Sirius Real Estate Limited (SRE) +2.01%
Sirius Real Estate announced a proposed capital raise of approximately £75 million, alongside a £2 million retail offer, to fund near-term acquisition opportunities in Germany valued at around €130 million. The raise, representing roughly 5% of issued share capital, will support the acquisition of defence-related industrial assets with an attractive blended EPRA net initial yield of 7.6%. The transaction aligns with Sirius’s acquisition-led growth strategy, targeting resilient German and UK markets. Proceeds are expected to be deployed by Q2 2026, reinforcing earnings growth and portfolio optimisation.
Tsogo Sun Limited (TSG) -6.58%
Tsogo Sun executed a general share repurchase via the JSE order book, resulting in the cancellation of 22.4 million shares, with a further 10.1 million shares pending delisting. The repurchase, funded from available cash resources, was conducted partly during a prohibited period under a pre-approved programme. Management confirmed no material impact on financial information beyond a reduction in cash balances. The board reaffirmed the group’s solvency and liquidity position, highlighting sufficient capital, reserves and working capital to support operations over the next 12 months.
Medtronic Plc (MDT) -3.10%
Medtronic reported third-quarter results ahead of expectations, with revenue rising to $9.02 billion and adjusted EPS of $1.36, supported by strong demand for cardiovascular devices, particularly its pulsed field ablation portfolio. Cardiovascular sales increased 13.8%, although ablation growth, while robust, lagged buyside expectations. Despite the earnings beat, shares declined after the company maintained full-year adjusted EPS guidance of $5.62–$5.66, implying slower fourth-quarter growth amid higher tax costs and tariff pressures. Management expects continued procedure recovery, while competitive dynamics in patient monitoring remain broadly unchanged.

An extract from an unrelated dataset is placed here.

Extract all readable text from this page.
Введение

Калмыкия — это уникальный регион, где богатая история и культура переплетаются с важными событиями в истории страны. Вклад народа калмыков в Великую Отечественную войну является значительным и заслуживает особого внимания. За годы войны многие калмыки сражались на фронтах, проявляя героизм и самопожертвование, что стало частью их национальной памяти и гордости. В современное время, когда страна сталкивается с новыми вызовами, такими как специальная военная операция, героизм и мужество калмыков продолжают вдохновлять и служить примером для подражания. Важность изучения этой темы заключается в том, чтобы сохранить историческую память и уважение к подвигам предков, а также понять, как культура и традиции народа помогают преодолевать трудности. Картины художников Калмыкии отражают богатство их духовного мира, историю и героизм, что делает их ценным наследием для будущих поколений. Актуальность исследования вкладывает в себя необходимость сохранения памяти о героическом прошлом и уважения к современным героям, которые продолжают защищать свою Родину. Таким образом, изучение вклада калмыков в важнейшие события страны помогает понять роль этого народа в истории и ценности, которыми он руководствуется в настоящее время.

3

Palo Alto Networks Inc. (PANW) -2.07%
Palo Alto Networks lowered its fiscal 2026 profit outlook, guiding adjusted EPS to $3.65–$3.70, as acquisition-related costs linked to its AI-driven expansion strategy weighed on margins. The group continues to invest heavily, including recent acquisitions of CyberArk and Chronosphere, driving elevated integration and restructuring expenses. Despite this, revenue momentum remains strong, with full-year guidance raised to approximately $11.3 billion, supported by heightened demand for cybersecurity solutions. Second-quarter EPS beat expectations, but weaker near-term profitability guidance and execution risks around integration pressured the share price.
Bayer AG (BAYN) +7.35%
Bayer announced a proposed settlement of up to $7.25 billion to resolve a substantial portion of ongoing and future Roundup-related litigation in the US, covering approximately 65,000 claims. The agreement introduces a long-term claims framework funded over up to 21 years and is designed to limit future liabilities without admission of wrongdoing. While provisions are expected to increase materially, with litigation liabilities rising to €11.8 billion and negative free cash flow anticipated in 2026, the announcement was positively received by the market. Final resolution remains contingent on court approval and a pending US Supreme Court ruling.